Part of what makes it so great are the characters, who, for all their various sins, do a great job of appearing human, or, well, other-than-human. One of the key strands here focuses on a small clique of uber-wealthy terraformers, prior to the collapse of Earth civilisation. They're hiding out in the hinterlands, building their own private salvation, building somewhere where their acolytes and sycophants can run to when things go horribly wrong. And they're all...broken. Sadists and yes-men, schemers and narcissists, all deeply high on their own supply. Watching them trying to build a reality that isn't just a reflection of their own neuroses is delightful, especially as a couple of the marginally more normal, self-aware ones give us a good view of the others. honestly, these entire sections feel like a darkly savage critique of the tech-bro-billionaire ecosystem, and the kind of people who end up squeezed all the way to the top. Their mishaps, misadventures and vicious, spiteful rivalries are all darkly funny and laced through with venom.There's a poignancy to some of it as well, at least from our viewpoint character, looking out at a space station filled with people she hates, wondering if perhaps she could be someone else somewhere else. In a lot of ways, the selfishness of this group is what ties them together, their inability to think beyond themselves.
Then, as a contrast, there's the ark people. They're building a dream, a dream some of them may not live to realise, on the scarred bones of an earth broken by people quite a lot like the ones mentioned above. The best of the surviving populace are going to be trying to keep themselves alive, get through space, and find, somewhere, a world that survived, is terraformed, and isn't Earth. It's a brutal journey, a constant balance of survival of the crew and the cargo of cryo-sleepers...and whether they'll end up anywhere sensible is very much an open question. We get to see the scattered remnants of a shattered world, and the dreams that, misguided or otherwise, shape those who want to start something new somewhere else.

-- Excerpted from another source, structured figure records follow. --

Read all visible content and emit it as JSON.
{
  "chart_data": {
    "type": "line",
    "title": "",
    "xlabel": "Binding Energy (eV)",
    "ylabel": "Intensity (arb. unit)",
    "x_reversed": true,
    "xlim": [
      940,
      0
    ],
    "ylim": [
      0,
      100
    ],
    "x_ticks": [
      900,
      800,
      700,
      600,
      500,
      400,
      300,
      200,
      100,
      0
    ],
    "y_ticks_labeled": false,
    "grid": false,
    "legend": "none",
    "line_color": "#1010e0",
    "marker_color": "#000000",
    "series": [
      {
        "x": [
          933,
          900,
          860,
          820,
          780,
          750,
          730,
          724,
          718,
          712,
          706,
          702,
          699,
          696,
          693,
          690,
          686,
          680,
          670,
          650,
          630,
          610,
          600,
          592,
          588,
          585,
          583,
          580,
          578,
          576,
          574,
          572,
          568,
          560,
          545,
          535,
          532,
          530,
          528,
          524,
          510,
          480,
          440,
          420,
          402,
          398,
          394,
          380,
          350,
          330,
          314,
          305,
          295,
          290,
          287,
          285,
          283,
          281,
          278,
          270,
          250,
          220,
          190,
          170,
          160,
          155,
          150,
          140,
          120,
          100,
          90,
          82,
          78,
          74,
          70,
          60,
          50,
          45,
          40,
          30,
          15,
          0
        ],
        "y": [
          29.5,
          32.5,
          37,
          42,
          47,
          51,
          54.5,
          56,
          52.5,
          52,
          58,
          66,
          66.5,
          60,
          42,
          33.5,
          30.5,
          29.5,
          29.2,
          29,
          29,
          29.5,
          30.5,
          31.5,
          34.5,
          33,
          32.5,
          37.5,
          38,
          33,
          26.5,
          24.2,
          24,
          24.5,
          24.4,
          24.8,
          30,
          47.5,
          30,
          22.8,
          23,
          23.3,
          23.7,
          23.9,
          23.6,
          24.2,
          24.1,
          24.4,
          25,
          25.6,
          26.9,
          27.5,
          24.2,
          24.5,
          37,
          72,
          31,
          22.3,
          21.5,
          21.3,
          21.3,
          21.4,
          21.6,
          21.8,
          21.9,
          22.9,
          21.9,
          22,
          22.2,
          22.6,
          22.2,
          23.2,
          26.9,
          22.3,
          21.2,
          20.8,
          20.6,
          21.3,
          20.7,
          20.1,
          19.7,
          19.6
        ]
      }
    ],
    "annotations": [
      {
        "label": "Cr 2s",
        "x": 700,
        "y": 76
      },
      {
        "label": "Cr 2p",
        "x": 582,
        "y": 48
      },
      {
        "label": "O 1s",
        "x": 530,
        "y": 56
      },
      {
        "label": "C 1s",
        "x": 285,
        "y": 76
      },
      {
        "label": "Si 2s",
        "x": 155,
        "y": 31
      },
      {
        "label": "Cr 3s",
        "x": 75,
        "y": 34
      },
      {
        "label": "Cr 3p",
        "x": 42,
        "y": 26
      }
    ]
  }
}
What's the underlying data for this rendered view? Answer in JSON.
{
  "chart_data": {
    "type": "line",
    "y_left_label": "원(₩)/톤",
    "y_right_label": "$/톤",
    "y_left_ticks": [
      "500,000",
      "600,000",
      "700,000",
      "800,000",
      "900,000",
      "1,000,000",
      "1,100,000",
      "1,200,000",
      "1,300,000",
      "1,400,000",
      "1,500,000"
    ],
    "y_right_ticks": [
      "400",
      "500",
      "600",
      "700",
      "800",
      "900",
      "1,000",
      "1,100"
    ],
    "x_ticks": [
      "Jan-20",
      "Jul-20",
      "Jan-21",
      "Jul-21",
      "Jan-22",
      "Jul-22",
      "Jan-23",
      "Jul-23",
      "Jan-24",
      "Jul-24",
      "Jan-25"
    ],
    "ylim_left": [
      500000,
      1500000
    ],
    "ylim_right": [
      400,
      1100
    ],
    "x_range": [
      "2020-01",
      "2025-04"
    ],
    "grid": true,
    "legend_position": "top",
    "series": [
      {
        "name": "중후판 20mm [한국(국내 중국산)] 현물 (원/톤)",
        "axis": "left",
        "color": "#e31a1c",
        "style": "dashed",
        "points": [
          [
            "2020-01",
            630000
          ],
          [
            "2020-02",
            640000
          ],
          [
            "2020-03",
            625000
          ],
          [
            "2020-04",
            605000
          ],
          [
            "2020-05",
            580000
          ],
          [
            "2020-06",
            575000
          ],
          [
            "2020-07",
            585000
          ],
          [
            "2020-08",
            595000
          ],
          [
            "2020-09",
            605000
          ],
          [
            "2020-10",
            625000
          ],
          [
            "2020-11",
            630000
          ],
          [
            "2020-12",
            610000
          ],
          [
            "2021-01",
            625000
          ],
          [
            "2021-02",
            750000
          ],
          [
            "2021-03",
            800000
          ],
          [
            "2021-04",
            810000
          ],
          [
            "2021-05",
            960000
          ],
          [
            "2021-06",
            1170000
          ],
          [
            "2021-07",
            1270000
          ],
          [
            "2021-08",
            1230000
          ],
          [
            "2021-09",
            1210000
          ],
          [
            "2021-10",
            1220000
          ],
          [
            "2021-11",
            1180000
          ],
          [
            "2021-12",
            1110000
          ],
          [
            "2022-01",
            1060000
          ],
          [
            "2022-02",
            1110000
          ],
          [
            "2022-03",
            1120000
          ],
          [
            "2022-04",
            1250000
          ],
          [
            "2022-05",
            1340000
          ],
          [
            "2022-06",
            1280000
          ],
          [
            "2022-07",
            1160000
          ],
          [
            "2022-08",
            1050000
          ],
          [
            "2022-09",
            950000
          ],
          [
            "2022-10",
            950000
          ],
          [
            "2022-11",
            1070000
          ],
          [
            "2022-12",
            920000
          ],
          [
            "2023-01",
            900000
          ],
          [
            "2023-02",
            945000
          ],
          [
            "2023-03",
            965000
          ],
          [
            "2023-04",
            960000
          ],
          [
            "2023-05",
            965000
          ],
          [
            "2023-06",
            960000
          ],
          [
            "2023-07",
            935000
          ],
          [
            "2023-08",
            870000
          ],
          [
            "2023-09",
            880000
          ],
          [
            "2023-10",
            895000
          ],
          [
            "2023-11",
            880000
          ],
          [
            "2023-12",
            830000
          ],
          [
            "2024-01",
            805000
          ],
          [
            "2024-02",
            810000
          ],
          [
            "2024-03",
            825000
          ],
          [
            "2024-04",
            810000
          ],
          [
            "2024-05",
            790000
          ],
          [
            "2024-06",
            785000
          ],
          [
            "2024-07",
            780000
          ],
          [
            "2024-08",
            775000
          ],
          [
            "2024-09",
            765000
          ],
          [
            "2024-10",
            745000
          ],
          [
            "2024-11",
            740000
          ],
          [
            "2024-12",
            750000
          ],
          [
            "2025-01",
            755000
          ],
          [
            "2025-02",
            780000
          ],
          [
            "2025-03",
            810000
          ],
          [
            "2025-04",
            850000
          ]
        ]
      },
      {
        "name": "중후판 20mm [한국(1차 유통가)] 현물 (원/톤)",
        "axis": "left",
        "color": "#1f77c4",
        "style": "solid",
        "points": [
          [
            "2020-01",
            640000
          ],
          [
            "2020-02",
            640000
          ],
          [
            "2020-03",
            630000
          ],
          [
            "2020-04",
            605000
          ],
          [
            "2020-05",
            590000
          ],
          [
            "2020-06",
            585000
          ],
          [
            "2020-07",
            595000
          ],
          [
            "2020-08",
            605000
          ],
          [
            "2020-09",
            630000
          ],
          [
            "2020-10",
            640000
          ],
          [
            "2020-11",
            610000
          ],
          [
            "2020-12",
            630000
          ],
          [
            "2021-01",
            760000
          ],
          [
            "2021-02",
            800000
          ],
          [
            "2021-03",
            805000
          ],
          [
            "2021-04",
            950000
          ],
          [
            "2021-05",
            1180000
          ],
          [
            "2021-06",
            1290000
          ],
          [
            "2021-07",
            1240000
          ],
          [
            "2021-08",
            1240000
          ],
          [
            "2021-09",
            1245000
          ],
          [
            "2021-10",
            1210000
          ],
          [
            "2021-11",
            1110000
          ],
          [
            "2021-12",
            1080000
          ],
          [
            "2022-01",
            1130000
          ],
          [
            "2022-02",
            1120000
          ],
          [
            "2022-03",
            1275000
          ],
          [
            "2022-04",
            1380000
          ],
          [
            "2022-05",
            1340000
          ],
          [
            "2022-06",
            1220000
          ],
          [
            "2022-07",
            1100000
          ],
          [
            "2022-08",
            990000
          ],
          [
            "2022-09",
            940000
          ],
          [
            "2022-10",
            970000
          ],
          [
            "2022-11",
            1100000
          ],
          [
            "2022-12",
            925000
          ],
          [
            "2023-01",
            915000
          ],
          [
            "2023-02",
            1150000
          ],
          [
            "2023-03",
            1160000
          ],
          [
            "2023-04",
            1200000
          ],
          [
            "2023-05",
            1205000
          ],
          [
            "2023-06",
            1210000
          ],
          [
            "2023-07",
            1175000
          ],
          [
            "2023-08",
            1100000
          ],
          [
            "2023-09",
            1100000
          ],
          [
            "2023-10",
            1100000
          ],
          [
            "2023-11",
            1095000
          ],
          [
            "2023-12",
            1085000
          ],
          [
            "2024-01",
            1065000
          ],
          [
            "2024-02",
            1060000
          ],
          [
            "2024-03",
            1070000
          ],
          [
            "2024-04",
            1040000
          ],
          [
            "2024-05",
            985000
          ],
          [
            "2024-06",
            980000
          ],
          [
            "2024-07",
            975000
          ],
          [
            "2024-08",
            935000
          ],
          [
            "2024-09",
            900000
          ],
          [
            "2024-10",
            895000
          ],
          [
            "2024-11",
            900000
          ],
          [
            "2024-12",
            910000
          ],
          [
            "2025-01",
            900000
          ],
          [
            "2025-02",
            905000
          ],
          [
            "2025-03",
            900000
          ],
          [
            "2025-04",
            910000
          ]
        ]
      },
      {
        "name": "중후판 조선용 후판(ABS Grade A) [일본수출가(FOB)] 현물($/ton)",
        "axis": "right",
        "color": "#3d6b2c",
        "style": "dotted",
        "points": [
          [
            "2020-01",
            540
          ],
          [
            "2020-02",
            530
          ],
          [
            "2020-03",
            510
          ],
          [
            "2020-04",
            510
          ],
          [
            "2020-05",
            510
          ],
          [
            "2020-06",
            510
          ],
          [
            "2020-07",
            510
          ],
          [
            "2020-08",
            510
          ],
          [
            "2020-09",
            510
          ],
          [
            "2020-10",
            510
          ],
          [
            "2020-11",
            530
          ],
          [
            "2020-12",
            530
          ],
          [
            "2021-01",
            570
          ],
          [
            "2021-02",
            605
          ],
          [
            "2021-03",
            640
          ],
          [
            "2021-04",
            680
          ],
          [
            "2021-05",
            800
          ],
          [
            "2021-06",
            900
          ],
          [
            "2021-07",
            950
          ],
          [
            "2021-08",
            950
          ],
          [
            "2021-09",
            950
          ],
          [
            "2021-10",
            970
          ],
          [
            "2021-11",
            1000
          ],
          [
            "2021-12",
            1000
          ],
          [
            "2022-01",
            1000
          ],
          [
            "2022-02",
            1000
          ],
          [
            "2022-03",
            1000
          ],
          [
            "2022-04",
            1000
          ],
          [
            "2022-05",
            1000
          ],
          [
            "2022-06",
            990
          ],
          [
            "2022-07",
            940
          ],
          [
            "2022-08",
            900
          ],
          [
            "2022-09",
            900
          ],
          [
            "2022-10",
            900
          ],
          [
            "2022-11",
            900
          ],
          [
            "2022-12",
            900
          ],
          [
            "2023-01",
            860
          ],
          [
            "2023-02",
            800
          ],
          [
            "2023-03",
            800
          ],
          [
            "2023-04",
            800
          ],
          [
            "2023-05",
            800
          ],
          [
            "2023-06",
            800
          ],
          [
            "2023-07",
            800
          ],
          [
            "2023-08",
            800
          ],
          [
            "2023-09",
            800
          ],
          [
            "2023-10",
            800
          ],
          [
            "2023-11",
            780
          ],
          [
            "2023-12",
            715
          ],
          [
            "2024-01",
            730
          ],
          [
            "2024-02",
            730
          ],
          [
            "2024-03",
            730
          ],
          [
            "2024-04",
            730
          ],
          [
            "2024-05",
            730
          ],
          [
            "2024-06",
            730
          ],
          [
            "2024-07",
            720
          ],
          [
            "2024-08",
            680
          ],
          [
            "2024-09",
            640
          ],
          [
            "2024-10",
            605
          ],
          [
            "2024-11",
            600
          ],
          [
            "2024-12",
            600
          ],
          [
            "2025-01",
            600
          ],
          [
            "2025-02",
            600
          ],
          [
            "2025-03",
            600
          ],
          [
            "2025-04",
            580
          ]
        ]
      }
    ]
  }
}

And then, down the line, there's the pan-species diaspora, The folks who now make up a semi-galactic federation of sentient uplifted creatures (and uplifted humans, heh). Who are also digging around in corners of space where they haven't recently swept the dust out, seeing what turns up. And this they do with a shipload of mavericks, including a murderous mantis-shrimp, a shard of sarcastic AI powered by ants, and a woman who can't remember who she is or what she's doing there.
There's...look, I don't know what to tell you, there's a lot going on in each of these narrative strands. And each of them shapes its own world in its own terms, and feels real. The characters make it work. And as a consequence, the spaces they inhabit - decaying space stations, bedraggled ark-ships, strangely verdant worlds and weird, high-future spacecraft...all feel real as well. Because the people in them (some of whom are, yes, shrimp and octopus and spider and AI) have depth of feeling and a theory of mind which works. They feel, if not human, still like people. Which is Tchaikovsky's trademark, I think, helping us build empathy toward the non-human (or, perhaps in the case of those rich sociopaths building a world, the worst-human). The worlds he builds are rich, diverse and real, and they'll draw you into their truths and show you what they're about, one sarcastic aside, one fraught, raw emotional moment at a time.
This is a book about survival. About broken people figuring out how to look past themselves to build something better than themselves. It's about terraforming, about legacy, about family, and about how you can't trust a tech oligarch to do anything right. It's a thoughtful book, but also one so eminently readable that I found myself up far too late in the night trying to finish just one more chapter. It's great, is what I'm saying, and you should read it!